Когда я снова обрел одиночество в голове, я чуть не заплакал, но слезы не пришли, и я мирно сидел, потягивая сельтерскую с бромом. Время текло незаметно. Дональдсон, Эткин и я вели мирный, неспешный разговор о Бахе, средневековом искусстве, Ричарде Никсоне, травке и многих других вещах. Я едва был знаком с этими людьми, пожелавшими облегчить боль незнакомца. Я чувствовал себя все лучше и лучше. Около шести часов, сердечно поблагодарив их, я вернулся к себе. Тони в комнате не оказалось, и комната, казалось, внезапно опустела. С полок исчезли книги, со стен картинки; дверь ванной осталась открытой и я увидел, что половины вещей там недостает. Я был озадачен и сперва не уловил, что произошло.
Ограбление, кража? Но потом до меня дошло – она уехала.
11
Сегодня в воздухе уже ощущается приближающаяся зима, щеки слегка пощипывает. Октябрь умирает слишком быстро. Небо покрыто нездоровыми прожилками и окутано печальными, тяжелыми, низко нависшими облаками. Вчера шел дождь, срывающий с деревьев пожелтевшую листву, которая покрывала теперь тротуар, волнуемая время от времени резкими порывами ветра. Кругом были лужи. Устраиваясь около массивных зеленых форм Альма Матер, я первым делом развернул газету и застелил холодные каменные ступени частью сегодняшнего выпуска «Коламбия Дейли Спектейтор». Двадцать с лишним лет назад, когда я с глупой амбицией мечтал о карьере журналиста – как хитро; репортер, читающий мысли! – эта газета казалось центром жизни, а теперь она служит лишь для того, чтобы сохранить сухой мою задницу.
Вот я сижу. Приемные часы. На коленях покоится тонкая папка для бумаг, застегнутая резиновым ремнем. Внутри нее начисто отпечатанные, каждая в собственной бумажной обложке, пять семестровых работ, продукция моей рабочей недели. «Романы Кафки». «Шоу как трагик». «Концепция искусственности первоначального утверждения». «Одиссей как символ общества». «Трагедии Эсхила и Аристофана». Старое академическое дерьмо, подтвержденное в своей безнадежной дерьмовости радостным желанием молодых умников позволить проделать за них всю работу старому выпускнику. Сегодня наступил день доставки товара и, может быть, получения новых заказов. Без пяти одиннадцать. Скоро придут мои клиенты. Тем временем я сканировал проходящих мимо. Спешащие студенты с кучей книг. Развевающиеся на ветру волосы, спортивная осанка.
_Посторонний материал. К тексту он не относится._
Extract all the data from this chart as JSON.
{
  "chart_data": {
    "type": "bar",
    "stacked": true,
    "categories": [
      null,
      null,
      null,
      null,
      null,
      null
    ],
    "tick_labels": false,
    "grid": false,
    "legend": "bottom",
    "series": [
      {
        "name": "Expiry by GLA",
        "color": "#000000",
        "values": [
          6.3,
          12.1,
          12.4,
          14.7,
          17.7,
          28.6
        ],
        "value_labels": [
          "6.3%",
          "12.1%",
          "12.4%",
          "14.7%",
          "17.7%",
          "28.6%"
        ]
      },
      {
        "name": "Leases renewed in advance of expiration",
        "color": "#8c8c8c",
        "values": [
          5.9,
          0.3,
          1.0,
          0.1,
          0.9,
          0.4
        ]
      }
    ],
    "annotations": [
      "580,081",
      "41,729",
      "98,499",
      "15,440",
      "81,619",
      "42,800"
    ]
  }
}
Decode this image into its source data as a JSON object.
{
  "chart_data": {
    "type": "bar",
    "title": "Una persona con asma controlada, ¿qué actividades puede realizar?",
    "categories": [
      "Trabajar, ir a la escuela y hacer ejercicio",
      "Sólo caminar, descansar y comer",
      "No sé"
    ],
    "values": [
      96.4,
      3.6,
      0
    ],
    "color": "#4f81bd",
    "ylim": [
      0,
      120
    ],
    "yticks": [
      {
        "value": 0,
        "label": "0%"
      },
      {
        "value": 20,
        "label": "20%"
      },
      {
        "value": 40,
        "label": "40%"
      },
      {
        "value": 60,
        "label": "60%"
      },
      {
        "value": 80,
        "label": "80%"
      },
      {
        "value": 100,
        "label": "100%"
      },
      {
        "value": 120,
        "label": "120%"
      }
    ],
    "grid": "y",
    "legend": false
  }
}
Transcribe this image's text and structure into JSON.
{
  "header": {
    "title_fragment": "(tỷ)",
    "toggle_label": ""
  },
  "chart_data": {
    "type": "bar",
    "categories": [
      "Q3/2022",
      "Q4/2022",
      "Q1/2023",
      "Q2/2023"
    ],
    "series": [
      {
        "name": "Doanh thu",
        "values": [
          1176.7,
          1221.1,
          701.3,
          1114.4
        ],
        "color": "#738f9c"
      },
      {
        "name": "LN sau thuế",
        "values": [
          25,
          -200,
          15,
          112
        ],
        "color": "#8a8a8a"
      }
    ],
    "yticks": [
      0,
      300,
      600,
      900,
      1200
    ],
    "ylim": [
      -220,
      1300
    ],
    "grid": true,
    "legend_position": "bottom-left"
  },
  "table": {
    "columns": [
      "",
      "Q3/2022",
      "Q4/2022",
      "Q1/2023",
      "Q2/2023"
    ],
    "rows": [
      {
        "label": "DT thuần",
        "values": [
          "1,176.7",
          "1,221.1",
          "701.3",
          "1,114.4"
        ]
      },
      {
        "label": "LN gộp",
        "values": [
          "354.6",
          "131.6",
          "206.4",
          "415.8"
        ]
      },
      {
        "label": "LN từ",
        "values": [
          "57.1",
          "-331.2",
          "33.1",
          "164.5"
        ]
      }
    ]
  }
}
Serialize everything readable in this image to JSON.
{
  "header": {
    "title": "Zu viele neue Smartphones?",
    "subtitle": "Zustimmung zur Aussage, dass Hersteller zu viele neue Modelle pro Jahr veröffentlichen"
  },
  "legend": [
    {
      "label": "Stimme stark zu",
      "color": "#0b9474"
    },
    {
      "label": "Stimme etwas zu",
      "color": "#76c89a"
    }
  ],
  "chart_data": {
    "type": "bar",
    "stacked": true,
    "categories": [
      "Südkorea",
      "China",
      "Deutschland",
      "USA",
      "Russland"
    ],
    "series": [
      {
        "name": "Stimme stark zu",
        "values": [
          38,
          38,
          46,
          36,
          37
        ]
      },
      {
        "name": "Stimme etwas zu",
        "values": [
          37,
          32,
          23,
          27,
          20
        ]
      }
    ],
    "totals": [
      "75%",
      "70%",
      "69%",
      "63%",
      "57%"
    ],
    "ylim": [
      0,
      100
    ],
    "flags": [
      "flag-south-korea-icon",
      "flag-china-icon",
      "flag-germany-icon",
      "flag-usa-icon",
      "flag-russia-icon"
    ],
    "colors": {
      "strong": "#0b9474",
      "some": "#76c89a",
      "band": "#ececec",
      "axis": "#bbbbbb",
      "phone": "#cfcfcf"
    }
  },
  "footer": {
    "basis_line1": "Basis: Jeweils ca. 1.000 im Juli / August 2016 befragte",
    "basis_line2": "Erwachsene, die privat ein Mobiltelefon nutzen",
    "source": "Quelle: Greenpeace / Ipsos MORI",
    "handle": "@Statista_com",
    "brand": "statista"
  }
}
Они все кажутся мне пугающе юными, даже бородатые. Особенно бородатые. Осознаете ли вы, что с каждым годом в мире появляется все больше и больше молодых людей? Их число все растет, в то время как старики откатываются на другой конец кривой, и я стремлюсь к могиле. Сегодня даже преподаватели кажутся мне молодыми. Люди, имеющие степень доктора, могут быть на пятнадцать лет моложе меня. Разве это не убийственная мысль? Представьте малыша, рожденного в 1950 году, который сейчас уже доктор. А в том 1950-м я брился три раза в неделю и мастурбировал по средам и субботам. Я был здоровым подростком пяти футов девяти дюймов роста с амбициями, мечтами и знаниями, я был уже личностью.